Lotiya ban gaya gentleman

Kiran Kumar: Villain turns gentleman
Kiran Kumar: Villain turns gentleman

Though he’s still remembered as Lotiya Pathan of Tezaab, Kiran Kumar says his best period started when he decided to follow the straight and narrow in his choice of roles.

"Life can’t get better. I am working round the clock both on the small and big screens," says Kumar, who’s playing honey-dripping roles in five serials and a dozen movies.

Yet, there was a time when he seemed born to villainy. "All roles are challenging, but nothing can beat a well-defined role of a villain in films," says the veteran.

So would he go back to villainy? "I want to, but producers have told me to forget it and say: Ab to tuhjse bacche bhi nahi darte to hero kya darega."

True. And as if to rub it in, Kiran Kumar is in line for the Best Gentleman on TV award for playing Air Commodore Suraj Singh in Saara Aakash on Star Plus.

Hare Ram!

It’s religion in a hurry for the time-poor Y.Ramanand Sagar is doing what he’s been doing for the last two decades——once again milking his pet holy cow.

The maker of Ramayana, which broke all viewership records before Mahabharata came along, is hoping to strike gold once again.

Sagar’s think-tank has now come up with Shankshipt Ramayana, Sundays, Star Plus 9 am,. which he says is an abbreviated, crisper, racier and slicker version of the original.

Abbreviated, all right. But considering the amateurish special effects in the original, anything would be slicker, crispier and racier!

Wah Wahab

Wahab: Hoping for Balaji’s blessings
Wahab: Hoping for Balaji’s blessings

The vampish Nagma made a mark in serial Heena, thus ensuring a busy time ahead for the lady who essayed the role. Zarina Wahab, who rode the crest of new wave cinema in the seventies and eighties, is again a busy star—-this time on the small screen.

Returning two years ago after a self-imposed exile, she began with inconsequential serials like Anahoot and Thoda Khatta Thoda Meetha. And then she was offered the role of Nagma in Heena which changed everything.

"I was always a good girl in films and people expected me to be that in TV serials as well. But I broke that mindset with Nagma in Heena. I am happy with the way it shaped up," says Wahab.

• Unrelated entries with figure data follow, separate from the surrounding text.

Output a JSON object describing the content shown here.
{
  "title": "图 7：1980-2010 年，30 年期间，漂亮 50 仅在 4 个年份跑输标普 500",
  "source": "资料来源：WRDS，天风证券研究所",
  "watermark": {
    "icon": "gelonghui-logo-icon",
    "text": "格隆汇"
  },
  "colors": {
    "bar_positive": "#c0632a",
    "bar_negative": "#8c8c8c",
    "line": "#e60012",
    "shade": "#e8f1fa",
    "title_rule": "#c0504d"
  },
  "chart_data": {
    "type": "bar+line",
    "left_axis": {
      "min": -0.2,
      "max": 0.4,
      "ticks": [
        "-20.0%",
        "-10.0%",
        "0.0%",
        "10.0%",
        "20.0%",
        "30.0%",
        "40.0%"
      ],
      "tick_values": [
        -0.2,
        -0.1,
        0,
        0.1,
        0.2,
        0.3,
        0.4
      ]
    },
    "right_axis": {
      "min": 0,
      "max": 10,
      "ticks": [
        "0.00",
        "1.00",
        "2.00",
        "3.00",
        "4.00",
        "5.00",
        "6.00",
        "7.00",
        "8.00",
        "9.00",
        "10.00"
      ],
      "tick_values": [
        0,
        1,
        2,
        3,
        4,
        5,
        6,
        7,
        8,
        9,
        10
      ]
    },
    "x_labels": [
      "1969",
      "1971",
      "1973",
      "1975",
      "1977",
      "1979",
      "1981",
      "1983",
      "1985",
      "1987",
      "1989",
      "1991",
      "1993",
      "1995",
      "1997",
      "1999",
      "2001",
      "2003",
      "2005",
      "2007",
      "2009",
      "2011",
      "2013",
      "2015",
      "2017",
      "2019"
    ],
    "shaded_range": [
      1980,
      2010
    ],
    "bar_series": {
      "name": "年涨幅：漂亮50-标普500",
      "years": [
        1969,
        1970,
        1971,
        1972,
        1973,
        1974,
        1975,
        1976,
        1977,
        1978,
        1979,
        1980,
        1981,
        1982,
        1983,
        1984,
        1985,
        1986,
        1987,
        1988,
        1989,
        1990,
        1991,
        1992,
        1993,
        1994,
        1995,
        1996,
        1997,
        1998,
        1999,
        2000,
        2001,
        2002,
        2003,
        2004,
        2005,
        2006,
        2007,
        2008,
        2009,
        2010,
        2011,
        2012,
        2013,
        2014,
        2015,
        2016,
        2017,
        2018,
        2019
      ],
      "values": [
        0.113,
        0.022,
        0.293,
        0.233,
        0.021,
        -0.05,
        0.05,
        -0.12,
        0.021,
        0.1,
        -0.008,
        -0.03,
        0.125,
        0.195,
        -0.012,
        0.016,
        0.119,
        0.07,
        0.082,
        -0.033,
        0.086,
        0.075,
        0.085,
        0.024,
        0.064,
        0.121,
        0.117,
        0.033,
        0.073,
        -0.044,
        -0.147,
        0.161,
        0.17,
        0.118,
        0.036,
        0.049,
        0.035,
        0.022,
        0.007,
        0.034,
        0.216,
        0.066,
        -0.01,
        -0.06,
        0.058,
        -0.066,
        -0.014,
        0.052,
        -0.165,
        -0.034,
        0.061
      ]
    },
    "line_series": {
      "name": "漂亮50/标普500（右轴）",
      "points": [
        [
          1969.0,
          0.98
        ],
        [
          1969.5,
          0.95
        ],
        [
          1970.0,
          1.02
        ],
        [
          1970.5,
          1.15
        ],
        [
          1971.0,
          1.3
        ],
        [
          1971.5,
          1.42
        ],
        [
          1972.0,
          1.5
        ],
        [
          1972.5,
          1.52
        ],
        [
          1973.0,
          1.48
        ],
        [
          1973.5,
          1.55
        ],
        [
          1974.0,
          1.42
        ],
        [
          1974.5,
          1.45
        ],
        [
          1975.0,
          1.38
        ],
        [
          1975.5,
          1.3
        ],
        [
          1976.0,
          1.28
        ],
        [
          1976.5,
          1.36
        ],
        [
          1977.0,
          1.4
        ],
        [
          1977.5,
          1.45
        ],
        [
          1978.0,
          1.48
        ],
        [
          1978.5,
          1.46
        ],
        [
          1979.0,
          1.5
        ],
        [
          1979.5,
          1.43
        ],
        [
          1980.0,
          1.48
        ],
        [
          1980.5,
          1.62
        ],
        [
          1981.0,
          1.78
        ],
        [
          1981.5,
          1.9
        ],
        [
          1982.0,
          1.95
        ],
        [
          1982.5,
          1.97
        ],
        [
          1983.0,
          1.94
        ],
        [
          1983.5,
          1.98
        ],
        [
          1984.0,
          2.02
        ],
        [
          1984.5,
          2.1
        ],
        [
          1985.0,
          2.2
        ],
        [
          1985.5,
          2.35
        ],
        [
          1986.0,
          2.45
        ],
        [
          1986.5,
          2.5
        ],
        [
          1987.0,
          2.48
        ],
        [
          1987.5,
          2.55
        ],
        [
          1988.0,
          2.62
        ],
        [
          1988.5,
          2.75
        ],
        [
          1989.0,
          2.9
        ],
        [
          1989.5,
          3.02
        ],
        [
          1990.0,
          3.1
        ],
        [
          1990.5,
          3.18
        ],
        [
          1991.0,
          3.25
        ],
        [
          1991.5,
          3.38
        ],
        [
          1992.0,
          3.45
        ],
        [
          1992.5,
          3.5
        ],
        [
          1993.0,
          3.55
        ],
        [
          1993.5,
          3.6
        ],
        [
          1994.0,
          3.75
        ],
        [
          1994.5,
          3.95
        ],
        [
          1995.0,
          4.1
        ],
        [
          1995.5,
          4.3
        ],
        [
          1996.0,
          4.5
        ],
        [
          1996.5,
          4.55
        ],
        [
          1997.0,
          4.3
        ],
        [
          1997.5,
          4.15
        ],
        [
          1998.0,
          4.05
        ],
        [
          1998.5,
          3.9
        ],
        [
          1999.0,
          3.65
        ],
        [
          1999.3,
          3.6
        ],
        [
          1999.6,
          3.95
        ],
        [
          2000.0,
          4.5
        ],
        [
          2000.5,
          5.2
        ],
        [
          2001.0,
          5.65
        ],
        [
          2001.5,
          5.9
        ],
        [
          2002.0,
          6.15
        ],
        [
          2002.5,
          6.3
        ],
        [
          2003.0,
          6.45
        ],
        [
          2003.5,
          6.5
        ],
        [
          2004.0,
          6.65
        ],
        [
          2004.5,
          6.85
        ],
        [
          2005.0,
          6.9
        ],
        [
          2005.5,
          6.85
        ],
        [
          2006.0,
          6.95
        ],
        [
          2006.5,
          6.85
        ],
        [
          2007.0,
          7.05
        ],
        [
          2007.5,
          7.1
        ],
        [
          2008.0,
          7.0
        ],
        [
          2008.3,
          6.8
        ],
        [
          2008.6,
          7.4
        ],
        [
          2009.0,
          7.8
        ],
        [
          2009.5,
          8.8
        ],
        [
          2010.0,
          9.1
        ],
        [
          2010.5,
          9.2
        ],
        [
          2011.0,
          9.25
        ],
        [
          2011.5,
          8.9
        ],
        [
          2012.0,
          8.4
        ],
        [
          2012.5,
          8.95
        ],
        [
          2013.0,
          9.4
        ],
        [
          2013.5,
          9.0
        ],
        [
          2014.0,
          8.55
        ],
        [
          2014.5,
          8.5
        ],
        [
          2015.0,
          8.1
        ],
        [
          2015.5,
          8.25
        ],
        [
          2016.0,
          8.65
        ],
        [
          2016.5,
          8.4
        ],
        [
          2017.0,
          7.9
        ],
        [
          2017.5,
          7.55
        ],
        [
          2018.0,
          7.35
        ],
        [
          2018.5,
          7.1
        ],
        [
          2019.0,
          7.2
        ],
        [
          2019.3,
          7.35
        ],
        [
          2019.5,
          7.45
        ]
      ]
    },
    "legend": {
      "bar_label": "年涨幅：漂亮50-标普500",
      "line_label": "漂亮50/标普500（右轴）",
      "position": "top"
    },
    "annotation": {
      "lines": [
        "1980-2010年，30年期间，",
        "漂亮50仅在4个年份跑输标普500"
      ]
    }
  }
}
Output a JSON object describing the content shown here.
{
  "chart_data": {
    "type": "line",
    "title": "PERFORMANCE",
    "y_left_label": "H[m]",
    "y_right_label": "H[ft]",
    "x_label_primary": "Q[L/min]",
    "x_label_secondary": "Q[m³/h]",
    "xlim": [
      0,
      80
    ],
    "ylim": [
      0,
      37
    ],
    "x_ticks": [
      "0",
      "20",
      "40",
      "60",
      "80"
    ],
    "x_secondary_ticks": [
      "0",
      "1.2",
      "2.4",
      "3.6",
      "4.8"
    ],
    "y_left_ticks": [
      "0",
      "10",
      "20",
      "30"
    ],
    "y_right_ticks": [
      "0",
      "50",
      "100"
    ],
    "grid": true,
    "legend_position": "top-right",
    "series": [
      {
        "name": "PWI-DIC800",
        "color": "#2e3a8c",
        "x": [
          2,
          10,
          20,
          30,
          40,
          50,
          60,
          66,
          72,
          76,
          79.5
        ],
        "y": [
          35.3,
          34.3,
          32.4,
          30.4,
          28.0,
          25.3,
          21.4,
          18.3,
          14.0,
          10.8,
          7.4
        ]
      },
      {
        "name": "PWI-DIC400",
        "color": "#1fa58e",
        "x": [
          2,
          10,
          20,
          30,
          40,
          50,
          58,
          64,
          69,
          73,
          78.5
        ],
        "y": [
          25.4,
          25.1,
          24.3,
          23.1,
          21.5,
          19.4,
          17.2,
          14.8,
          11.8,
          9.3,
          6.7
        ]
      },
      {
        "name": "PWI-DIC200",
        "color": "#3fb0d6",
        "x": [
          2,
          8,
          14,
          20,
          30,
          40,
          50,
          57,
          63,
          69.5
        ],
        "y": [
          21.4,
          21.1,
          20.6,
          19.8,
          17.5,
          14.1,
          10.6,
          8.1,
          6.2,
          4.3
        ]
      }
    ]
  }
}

Though she has more such offers, she says she is looking forward to doing something different now. And her idea of something different? A saas in a Balaji Telefilms soap!

City of the devout

Legend has it that when Lord Shiva looked down on the earth from his holy abode in the Himalayas, he saw a city bathed in an extraordinary natural light and called it Kashi — the Luminous One.

Varanasi—-City of Lights, Sunday, February 8, at 9.30 p.m. on Discovery Channel, takes you to the eternal city along the banks of the Ganges. Hindus believe if you die here you will be released from the cycle of reincarnation.

Delve into the elaborate mythology of this city where Lord Shiva not just left his footprints but also an indelible mark on the spiritual ethos of devout Hindus.